Understanding WT1 Alterations and Expression Profiles in Hematological Malignancies

SIMPLE SUMMARY: The transcription factor Wilms tumor one (WT1) is highly expressed in malignant cells of patients with hematological malignancies, with a considerable percentage of patients harboring deactivating mutations in this gene. To date, the extent of WT1’s contribution to leukemogenesis is still unclear and this, at least in part, results from the complexity of WT1 regulation and is further complicated by the lack of an appropriate model system to study WT1 isoform formation under settings closer to reality. In the present study, we describe a set of leukemia and lymphoma cell lines, which are carefully characterized for WT1’s unique properties and thoroughly screened for sequence alterations in WT1 and other genes important for leukemogenesis. We studied the formation of endogenous truncated WT1 and developed a model system for the study of WT1 major isoforms, thus significantly contributing to the field of WT1 research. ABSTRACT: WT1 is a true chameleon, both acting as an oncogene and tumor suppressor.

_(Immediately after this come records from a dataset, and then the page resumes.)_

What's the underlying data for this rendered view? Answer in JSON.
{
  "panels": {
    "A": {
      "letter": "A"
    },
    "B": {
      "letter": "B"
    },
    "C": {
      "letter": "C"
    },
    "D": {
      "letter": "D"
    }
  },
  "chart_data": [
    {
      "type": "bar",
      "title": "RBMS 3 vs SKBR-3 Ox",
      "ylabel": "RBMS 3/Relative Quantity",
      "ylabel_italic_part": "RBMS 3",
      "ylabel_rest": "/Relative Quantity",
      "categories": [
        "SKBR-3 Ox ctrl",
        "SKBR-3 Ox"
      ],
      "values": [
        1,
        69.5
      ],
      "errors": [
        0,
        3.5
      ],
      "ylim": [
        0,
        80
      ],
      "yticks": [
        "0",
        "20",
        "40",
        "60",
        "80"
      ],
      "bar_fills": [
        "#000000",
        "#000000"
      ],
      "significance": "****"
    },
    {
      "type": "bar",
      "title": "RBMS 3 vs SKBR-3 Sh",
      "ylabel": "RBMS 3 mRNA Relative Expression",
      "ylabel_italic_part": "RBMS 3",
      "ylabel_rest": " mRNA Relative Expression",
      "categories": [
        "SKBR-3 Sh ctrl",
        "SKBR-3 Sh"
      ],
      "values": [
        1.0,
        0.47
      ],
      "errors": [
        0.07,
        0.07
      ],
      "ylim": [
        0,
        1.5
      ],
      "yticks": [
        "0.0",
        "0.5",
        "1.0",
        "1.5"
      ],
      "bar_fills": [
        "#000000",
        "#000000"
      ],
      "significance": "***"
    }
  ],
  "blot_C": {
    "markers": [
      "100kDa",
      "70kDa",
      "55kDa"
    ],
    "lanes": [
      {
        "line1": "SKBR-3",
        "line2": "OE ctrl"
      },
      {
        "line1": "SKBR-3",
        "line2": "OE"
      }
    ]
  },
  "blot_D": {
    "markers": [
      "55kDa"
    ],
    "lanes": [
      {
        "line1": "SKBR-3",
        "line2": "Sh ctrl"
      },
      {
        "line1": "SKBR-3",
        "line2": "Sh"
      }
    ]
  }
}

As its exact role in leukemogenesis is still ambiguous, research with model systems representing natural conditions surrounding the genetic alterations in WT1 is necessary. In a cohort of 59 leukemia/lymphoma cell lines, we showed aberrant expression for WT1 mRNA, which does not always translate into protein levels. We also analyzed the expression pattern of the four major WT1 protein isoforms in the cell lines and primary AML blasts with/without WT1 mutations and demonstrated that the presence of mutations does not influence these patterns. By introduction of key intronic and exonic sequences of WT1 into a lentiviral expression vector, we developed a unique tool that can stably overexpress the four WT1 isoforms at their naturally occurring tissue-dependent ratio. To develop better cellular model systems for WT1, we sequenced large parts of its gene locus and also other important myeloid risk factor genes and revealed previously unknown alterations. Functionally, inhibition of the nonsense-mediated mRNA decay machinery revealed that under natural conditions, the mutated WT1 alleles go through a robust degradation. These results offer new insights and model systems regarding the characteristics of WT1 in leukemia and lymphoma.